Stylometry System


For general background information see Overview of Biometric Projects.

Stylometry is the study of the unique linguistic styles and writing behaviors of individuals in order to determine authorship. Stylometry can be used to attribute authorship to anonymous or disputed documents, and it has legal as well as academic and literary applications. We are interested in the question of the authorship of email, an area of forensic linguistics.

Stylometry uses statistical analysis, pattern recognition, and artificial intelligence techniques. For features, stylometry typically analyzes the text by using word frequencies and identifying patterns in common parts of speech. It might also use what are called "rare pairs", an individual's habits of word collocation. A paper and MIT Thesis describe some existing systems.


We will continue to develop and test the system previously developed and tested, see Stylometry Technical Paper (fall 2007) and associated slides. Also see Authentication Technical Paper (fall 2007) and associated slides.

The data collection simply involves the collection of plaintext files. The feature extraction component already exists but is written in C# and should probably be rewritten in Java. It calculates such measurements as the average word length and the letter frequencies, and additional features might be added.

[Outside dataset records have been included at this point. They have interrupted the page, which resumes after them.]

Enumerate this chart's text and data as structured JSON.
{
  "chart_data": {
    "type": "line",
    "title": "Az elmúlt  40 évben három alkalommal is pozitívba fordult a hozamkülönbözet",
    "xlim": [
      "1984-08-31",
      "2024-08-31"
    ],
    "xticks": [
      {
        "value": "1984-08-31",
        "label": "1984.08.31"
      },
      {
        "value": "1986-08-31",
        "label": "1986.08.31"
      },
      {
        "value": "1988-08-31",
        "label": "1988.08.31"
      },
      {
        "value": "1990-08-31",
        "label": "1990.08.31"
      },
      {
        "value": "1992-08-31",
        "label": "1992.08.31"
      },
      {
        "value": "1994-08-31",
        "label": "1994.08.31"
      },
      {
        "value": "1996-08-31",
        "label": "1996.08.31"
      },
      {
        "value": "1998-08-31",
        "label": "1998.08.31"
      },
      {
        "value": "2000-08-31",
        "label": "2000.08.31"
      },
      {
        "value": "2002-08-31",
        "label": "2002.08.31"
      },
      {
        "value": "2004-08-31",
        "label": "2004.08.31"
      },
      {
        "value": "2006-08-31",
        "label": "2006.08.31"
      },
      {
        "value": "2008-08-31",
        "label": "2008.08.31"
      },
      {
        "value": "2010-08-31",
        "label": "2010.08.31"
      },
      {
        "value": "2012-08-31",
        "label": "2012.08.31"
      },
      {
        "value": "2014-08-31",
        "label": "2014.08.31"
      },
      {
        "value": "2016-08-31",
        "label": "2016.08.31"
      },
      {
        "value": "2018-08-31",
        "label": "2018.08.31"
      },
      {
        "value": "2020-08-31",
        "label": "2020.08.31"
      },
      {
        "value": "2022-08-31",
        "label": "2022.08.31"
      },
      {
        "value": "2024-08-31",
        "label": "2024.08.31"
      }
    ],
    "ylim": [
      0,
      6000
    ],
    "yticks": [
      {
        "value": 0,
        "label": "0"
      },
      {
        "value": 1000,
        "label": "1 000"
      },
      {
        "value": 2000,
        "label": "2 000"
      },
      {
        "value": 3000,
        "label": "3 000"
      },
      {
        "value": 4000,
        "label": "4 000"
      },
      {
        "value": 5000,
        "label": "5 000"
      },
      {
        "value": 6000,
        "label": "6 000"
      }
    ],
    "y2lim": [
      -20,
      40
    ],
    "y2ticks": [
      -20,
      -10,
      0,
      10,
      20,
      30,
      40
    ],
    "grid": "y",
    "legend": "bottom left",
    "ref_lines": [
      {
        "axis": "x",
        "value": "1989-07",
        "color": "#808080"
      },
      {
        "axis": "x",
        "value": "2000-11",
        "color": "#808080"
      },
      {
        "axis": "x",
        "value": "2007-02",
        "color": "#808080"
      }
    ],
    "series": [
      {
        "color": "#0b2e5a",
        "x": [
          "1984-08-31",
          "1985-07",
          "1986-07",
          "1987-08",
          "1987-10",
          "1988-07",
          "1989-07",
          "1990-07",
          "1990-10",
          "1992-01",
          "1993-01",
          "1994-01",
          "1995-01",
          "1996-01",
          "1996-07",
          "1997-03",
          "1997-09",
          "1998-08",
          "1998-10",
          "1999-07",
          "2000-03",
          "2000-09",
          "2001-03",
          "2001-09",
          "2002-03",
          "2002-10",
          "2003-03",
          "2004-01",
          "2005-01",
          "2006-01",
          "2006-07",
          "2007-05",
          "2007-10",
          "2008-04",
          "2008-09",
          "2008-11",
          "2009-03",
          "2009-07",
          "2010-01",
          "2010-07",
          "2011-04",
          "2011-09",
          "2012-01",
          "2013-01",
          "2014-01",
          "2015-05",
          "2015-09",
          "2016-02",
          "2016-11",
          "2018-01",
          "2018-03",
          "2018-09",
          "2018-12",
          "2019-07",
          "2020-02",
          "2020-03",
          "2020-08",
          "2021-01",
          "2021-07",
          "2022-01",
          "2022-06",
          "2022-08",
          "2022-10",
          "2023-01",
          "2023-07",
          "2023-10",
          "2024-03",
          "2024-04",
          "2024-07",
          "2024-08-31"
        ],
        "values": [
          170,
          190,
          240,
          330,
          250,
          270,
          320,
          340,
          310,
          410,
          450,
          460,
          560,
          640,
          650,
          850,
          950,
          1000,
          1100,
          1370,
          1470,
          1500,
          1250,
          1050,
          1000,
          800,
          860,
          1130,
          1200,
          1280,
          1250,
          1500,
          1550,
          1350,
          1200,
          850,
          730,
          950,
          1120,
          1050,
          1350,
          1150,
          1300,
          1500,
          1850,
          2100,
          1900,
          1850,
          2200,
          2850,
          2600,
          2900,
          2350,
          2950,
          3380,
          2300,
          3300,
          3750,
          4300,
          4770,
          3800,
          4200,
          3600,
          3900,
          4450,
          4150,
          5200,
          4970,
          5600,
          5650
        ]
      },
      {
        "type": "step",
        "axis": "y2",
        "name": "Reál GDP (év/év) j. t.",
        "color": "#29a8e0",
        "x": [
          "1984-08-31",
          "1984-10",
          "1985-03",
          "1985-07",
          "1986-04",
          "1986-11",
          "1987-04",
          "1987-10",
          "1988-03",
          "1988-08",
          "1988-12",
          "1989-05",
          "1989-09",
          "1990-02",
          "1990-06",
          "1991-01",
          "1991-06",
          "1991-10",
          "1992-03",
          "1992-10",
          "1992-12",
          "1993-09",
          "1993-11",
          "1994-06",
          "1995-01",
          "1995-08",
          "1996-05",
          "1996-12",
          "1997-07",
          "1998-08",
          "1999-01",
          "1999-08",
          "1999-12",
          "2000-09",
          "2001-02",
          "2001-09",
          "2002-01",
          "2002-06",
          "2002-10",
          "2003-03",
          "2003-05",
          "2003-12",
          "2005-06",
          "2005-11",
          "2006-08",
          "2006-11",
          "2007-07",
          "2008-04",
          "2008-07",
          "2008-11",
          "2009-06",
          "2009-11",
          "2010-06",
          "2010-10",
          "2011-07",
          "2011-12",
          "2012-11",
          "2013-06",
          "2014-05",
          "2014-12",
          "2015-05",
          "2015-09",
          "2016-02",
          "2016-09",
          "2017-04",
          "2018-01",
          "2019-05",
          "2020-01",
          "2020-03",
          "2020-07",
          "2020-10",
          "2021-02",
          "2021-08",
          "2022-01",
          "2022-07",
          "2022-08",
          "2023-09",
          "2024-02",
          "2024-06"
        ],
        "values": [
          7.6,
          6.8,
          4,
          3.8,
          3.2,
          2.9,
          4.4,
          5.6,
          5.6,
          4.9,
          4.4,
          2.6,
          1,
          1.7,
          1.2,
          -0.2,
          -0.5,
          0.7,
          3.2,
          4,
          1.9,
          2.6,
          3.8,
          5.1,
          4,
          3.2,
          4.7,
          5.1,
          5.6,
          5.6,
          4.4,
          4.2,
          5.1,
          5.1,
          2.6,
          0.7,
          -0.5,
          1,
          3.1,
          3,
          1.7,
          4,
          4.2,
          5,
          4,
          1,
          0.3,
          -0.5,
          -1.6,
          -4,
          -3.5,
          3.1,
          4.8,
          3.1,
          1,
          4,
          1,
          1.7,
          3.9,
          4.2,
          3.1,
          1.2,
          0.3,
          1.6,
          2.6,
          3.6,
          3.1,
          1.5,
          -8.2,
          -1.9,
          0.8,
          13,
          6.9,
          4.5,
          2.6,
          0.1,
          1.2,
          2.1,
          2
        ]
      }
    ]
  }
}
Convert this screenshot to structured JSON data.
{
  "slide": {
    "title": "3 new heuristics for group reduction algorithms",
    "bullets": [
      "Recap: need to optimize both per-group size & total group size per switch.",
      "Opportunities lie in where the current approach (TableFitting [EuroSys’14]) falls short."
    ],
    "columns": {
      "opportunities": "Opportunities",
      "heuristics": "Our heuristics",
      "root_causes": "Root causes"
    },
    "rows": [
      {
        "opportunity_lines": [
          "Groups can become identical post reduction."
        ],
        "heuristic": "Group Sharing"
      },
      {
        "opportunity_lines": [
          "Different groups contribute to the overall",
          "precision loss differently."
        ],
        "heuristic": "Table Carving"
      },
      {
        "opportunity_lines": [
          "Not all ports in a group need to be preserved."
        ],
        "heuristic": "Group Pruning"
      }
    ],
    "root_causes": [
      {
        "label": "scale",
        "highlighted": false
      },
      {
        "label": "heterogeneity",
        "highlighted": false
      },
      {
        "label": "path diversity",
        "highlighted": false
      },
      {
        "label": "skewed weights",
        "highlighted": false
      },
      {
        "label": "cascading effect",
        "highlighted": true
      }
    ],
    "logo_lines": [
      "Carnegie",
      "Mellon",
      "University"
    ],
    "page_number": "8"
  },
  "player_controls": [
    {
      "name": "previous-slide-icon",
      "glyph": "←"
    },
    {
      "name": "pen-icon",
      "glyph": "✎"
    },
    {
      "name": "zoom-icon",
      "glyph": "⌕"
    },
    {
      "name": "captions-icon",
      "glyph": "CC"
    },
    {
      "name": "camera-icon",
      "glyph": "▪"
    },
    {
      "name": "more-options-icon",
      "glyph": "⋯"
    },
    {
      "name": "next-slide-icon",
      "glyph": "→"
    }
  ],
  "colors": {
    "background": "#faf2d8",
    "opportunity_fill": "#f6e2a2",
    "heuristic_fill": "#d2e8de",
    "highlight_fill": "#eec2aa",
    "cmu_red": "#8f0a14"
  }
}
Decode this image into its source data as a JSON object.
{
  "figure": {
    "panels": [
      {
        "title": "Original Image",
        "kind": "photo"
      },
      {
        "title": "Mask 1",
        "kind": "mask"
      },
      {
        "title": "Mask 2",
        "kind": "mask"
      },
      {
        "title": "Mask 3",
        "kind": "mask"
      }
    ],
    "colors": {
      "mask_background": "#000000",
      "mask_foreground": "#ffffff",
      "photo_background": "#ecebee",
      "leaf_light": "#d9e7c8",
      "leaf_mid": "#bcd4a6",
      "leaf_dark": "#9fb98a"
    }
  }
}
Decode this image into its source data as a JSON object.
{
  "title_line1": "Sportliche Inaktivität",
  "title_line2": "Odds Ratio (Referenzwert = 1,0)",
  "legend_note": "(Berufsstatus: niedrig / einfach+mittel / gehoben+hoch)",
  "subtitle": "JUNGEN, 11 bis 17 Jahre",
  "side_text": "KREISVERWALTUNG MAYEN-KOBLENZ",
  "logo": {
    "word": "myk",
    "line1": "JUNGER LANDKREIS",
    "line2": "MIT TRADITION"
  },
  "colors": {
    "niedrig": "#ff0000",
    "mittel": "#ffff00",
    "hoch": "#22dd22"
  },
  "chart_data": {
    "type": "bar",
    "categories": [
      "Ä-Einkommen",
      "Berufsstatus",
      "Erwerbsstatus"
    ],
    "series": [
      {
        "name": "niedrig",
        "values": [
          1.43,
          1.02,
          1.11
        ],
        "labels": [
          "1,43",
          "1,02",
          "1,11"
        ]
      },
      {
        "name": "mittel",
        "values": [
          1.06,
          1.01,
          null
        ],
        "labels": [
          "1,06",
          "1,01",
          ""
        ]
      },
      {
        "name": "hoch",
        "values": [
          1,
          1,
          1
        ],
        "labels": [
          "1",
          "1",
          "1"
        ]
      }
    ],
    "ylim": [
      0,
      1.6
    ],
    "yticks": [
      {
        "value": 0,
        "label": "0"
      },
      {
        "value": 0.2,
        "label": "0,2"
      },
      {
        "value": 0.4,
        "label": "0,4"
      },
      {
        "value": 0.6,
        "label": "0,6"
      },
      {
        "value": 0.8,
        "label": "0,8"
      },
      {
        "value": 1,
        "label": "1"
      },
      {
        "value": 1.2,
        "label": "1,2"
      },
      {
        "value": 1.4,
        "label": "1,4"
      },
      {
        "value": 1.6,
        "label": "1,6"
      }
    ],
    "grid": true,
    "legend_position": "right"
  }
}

This semester's project will have two primary focuses. First, we will become familiar with the system and collect as much additional data as possible, including data from each team member. Each participant (subject) will create ten different emails, each of length 100-200 words, and each one on a different subject (e.g., what you like/don't like to eat, what you like/don't like to do, what type of schoolwork you like/dislike, etc.). This semester in order to increase the accuracy of the system we would like to increase the number of feature measurements, so some programming will be required. Second, and following what we did last semester, we will format the feature-vector data for ease of processing by the Biometric Authentication System team, see Feature Data Format.